In some ways, a picture really is worth a thousand words. A picture can often tell a story or communicate feelings that would take a thousand words to tell. If you are old enough to remember the 9/11 attacks, you doubtless remember the video of the buildings on fire and smoking, and people jumping to their deaths to avoid being burned alive. That video has more emotional impact than any of the stories you might have read about it. Reading is more cognitive: we understand more fully. Video is more visceral: we feel more.
When I was an undergraduate student at the University of Illinois, I took a class in writing fiction. In group discussion I told the class about the way I would see movies in my head when I read works of fiction. The instructor and the other students thought I was crazy…. They didn’t make pictures in their heads when they read. I didn’t understand that any more than they understood my mental words-to-video conversion. My guess is that those who can’t make good mental images when they read prefer video. Video marketing has become the dominant marketing tool, and we are likely to see more of it in the future. The decline of newspapers and newsweeklies has been attributed to TV news and online news sites.
And it is not just the news. Have you noticed the way video has been increasing not only on news websites, but also on websites that aren’t “technically” news.
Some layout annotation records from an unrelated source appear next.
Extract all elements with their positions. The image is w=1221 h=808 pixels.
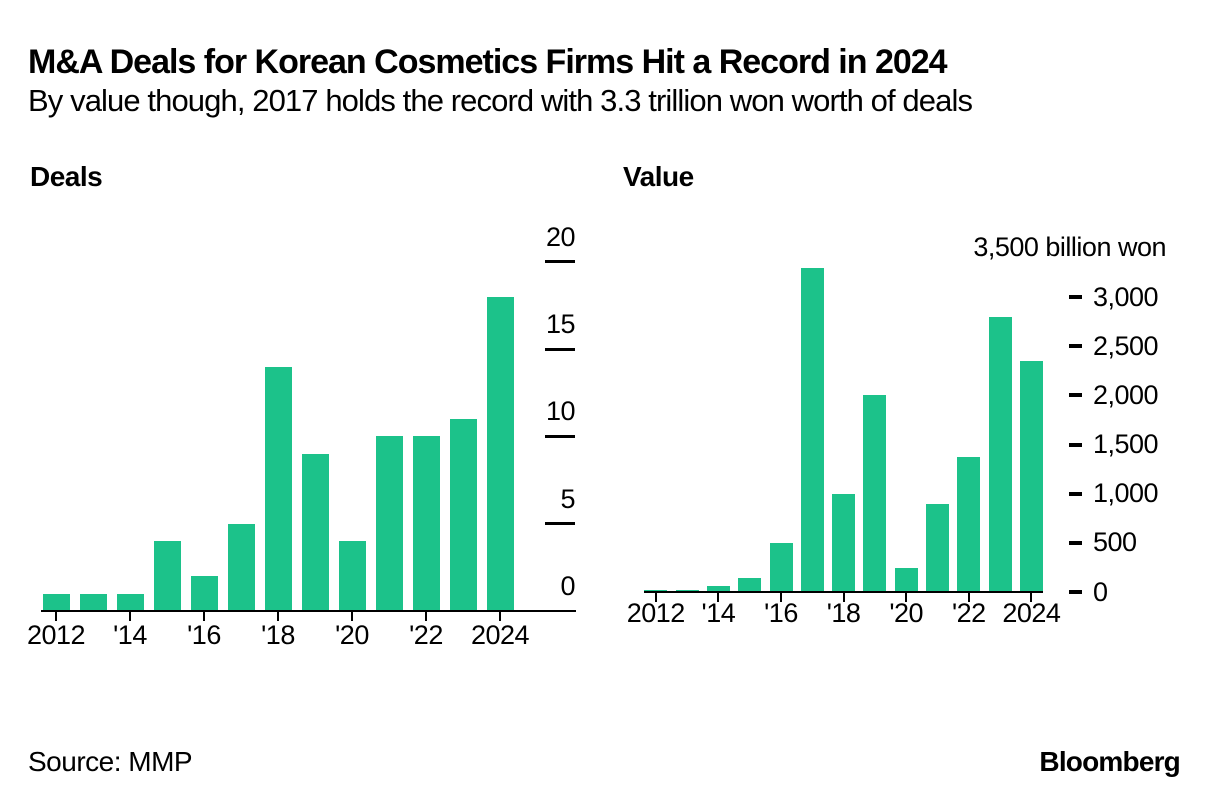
x-tick-value-2012 <box>654 592 657 602</box>
x-tick-deals-2014 <box>129 611 131 621</box>
panel-title-deals: Deals <box>30 161 103 192</box>
y-axis-unit-label-value: 3,500 billion won <box>973 232 1166 263</box>
bar-deals-2012 <box>42 594 70 611</box>
bar-value-2024 <box>1019 361 1043 592</box>
x-tick-deals-2022 <box>425 611 427 621</box>
y-tick-dash-value-2000 <box>1069 393 1082 398</box>
y-tick-label-value-0: 0 <box>1093 576 1108 607</box>
x-tick-deals-2016 <box>203 611 205 621</box>
x-tick-deals-2012 <box>55 611 57 621</box>
x-tick-label-deals-2024: 2024 <box>470 620 530 650</box>
bar-deals-2014 <box>116 594 144 611</box>
chart-subtitle: By value though, 2017 holds the record w… <box>28 83 973 118</box>
bar-value-2021 <box>926 504 949 592</box>
bar-deals-2016 <box>190 576 218 611</box>
bar-deals-2024 <box>486 297 514 611</box>
bar-deals-2015 <box>153 541 181 611</box>
x-tick-label-value-2022: '22 <box>951 598 986 628</box>
x-tick-value-2020 <box>905 592 908 602</box>
bar-value-2023 <box>988 317 1012 592</box>
x-tick-value-2016 <box>780 592 782 602</box>
y-tick-label-deals-15: 15 <box>545 309 576 340</box>
bar-deals-2018 <box>264 367 292 611</box>
bar-value-2015 <box>738 578 762 592</box>
bar-value-2014 <box>706 586 730 592</box>
y-tick-dash-deals-20 <box>545 260 575 264</box>
x-tick-label-value-2018: '18 <box>826 598 861 628</box>
y-tick-label-deals-5: 5 <box>560 483 575 514</box>
y-tick-dash-value-3000 <box>1069 295 1082 300</box>
y-tick-dash-deals-15 <box>545 347 575 351</box>
y-tick-label-value-500: 500 <box>1093 527 1137 558</box>
y-tick-label-deals-20: 20 <box>545 221 576 252</box>
x-tick-label-deals-2020: '20 <box>335 620 369 650</box>
y-tick-dash-deals-5 <box>545 522 575 526</box>
y-tick-label-value-3000: 3,000 <box>1093 281 1159 312</box>
x-tick-deals-2024 <box>499 611 501 621</box>
y-tick-dash-value-0 <box>1069 590 1082 594</box>
x-tick-label-deals-2014: '14 <box>113 620 147 650</box>
y-tick-label-value-2000: 2,000 <box>1093 379 1159 410</box>
x-tick-deals-2018 <box>277 611 279 621</box>
x-axis-line-deals <box>41 610 576 612</box>
panel-title-value: Value <box>623 161 694 192</box>
x-tick-value-2014 <box>717 592 720 602</box>
y-tick-dash-value-1500 <box>1069 442 1082 447</box>
x-tick-label-deals-2022: '22 <box>409 620 443 650</box>
x-tick-deals-2020 <box>351 611 353 621</box>
x-tick-label-value-2016: '16 <box>764 598 798 628</box>
x-tick-label-value-2012: 2012 <box>626 598 686 628</box>
y-tick-dash-value-1000 <box>1069 491 1082 496</box>
chart-title: M&A Deals for Korean Cosmetics Firms Hit… <box>28 43 948 81</box>
x-tick-label-deals-2018: '18 <box>261 620 295 650</box>
y-tick-dash-value-2500 <box>1069 344 1082 349</box>
bar-deals-2021 <box>375 436 403 611</box>
y-tick-label-value-1500: 1,500 <box>1093 429 1159 460</box>
bar-value-2019 <box>863 395 887 592</box>
y-tick-dash-value-500 <box>1069 540 1082 545</box>
x-tick-label-value-2024: 2024 <box>1002 598 1061 628</box>
y-tick-label-deals-0: 0 <box>560 571 575 601</box>
x-tick-label-value-2020: '20 <box>889 598 924 628</box>
bar-value-2018 <box>832 494 856 592</box>
y-tick-label-value-2500: 2,500 <box>1093 330 1159 361</box>
x-tick-label-deals-2012: 2012 <box>26 620 86 650</box>
bar-value-2022 <box>957 457 981 592</box>
y-tick-dash-deals-10 <box>545 434 575 438</box>
x-tick-value-2022 <box>967 592 970 602</box>
bar-deals-2019 <box>301 454 329 611</box>
bar-value-2016 <box>769 543 793 592</box>
source-label: Source: MMP <box>28 746 193 777</box>
y-tick-label-deals-10: 10 <box>545 396 576 427</box>
bar-deals-2017 <box>227 524 255 611</box>
bar-deals-2022 <box>412 436 440 611</box>
bloomberg-logo: Bloomberg <box>1039 746 1180 777</box>
bar-deals-2013 <box>79 594 107 611</box>
x-tick-label-deals-2016: '16 <box>187 620 221 650</box>
bar-deals-2020 <box>338 541 366 611</box>
x-tick-value-2024 <box>1030 592 1033 602</box>
x-tick-value-2018 <box>842 592 845 602</box>
y-tick-label-value-1000: 1,000 <box>1093 478 1159 509</box>
bar-value-2020 <box>894 568 918 592</box>
bar-value-2017 <box>800 268 824 592</box>
bar-deals-2023 <box>449 419 477 611</box>
x-tick-label-value-2014: '14 <box>701 598 736 628</box>
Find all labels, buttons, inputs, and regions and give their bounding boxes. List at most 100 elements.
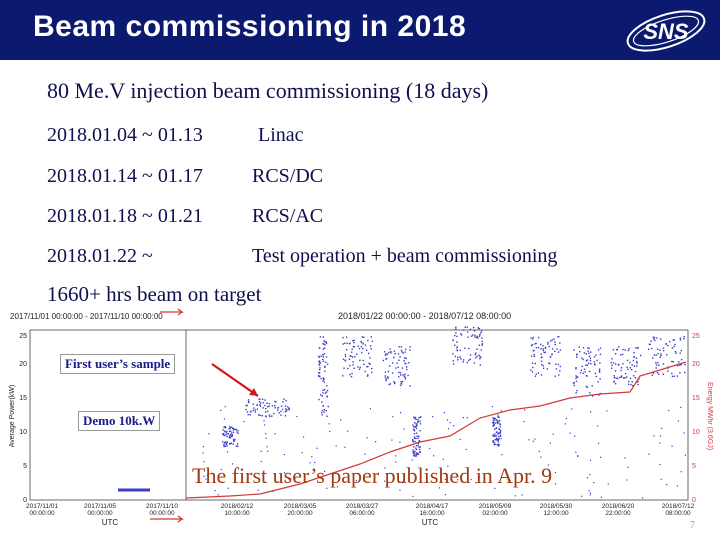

Pretty much any information that can be presented visually is presented visually, even if that presentation is only a video image of someone reading a script from a teleprompter, which is how the evening news arrives at the devices we use to “watch” the news. If you have read a novel, for example, and then watch a movie based on the novel, you have some sense of the gains and losses when stories are converted from words to images. Some things are more difficult to visualize than others. When Herman Melville wrote Moby-Dick, for example, everyone—especially those living in seafaring communities—would have been familiar with sailing vessels and whaling ships.
The farther we get from the nineteenth-century experience of seafaring, however, the less people know about what that life was like. For those close to that time, Melville’s descriptions had recognizable verisimilitude that most readers today wouldn’t have. Most readers today would benefit from the visual presentation of a movie—assuming the filmmaker was knowledgeable and faithful to the original. If we’re talking about the nineteenth century or earlier, or even if the reference is to the 1950s or ’60s, such differences are not especially problematic. Historians and other experts can explain and clarify. Time is not the only distancing factor, however. Differences in culture, religious beliefs, and philosophies also separate people as much as differences in times.
When distance—caused by either time or culture—interferes with understanding, video clarifies: It gives us a better picture. That doesn’t mean, however, that the video is correct. The film of Mary Shelley’s Frankenstein doesn’t tell quite the same story as her novel. Yet the version of the story that stuck in my head was the film version, and I had to be reminded that the film version made some significant changes to “humanize” the monster. It is significant that I had read the book several times and seen the movie only once (not counting Young Frankenstein, which tells a very different story). Fictional monsters aside, my concern is primarily with our daily news coverage. The sober analysis and depth of meaning provided by print media is being replaced by video, and while that may increase emotional involvement, it reduces intellectual engagement. I am not at all sure that’s a good thing.
What we remember tends to be influenced primarily by emotional involvement. Love a politician or hate him or her, you probably arrived at that feeling-state based on what you have seen rather than what you have read, and the parts of what you have read that evoke emotions will be better remembered than those focusing on analysis of details. It is difficult for most people to generate a strong emotional response based only on what they read. Visual images, and especially video, has a much greater visual impact. When you review the history of humanity, you quickly see how often behavior is governed by fear and hatred. Humanity has basically lurched from war to war. Millions of words were written about the Vietnam War, for example, but one photo changed people’s minds about it.
The ideal for persuasion, of course, is to promote both intellectual understanding and emotional commitment, and that is difficult to do in a single message. As you read and/or watch the daily news, ask yourself whether the authors/publishers want you to understand or feel. Be glad for those who want to do both. Those are the ones to take seriously.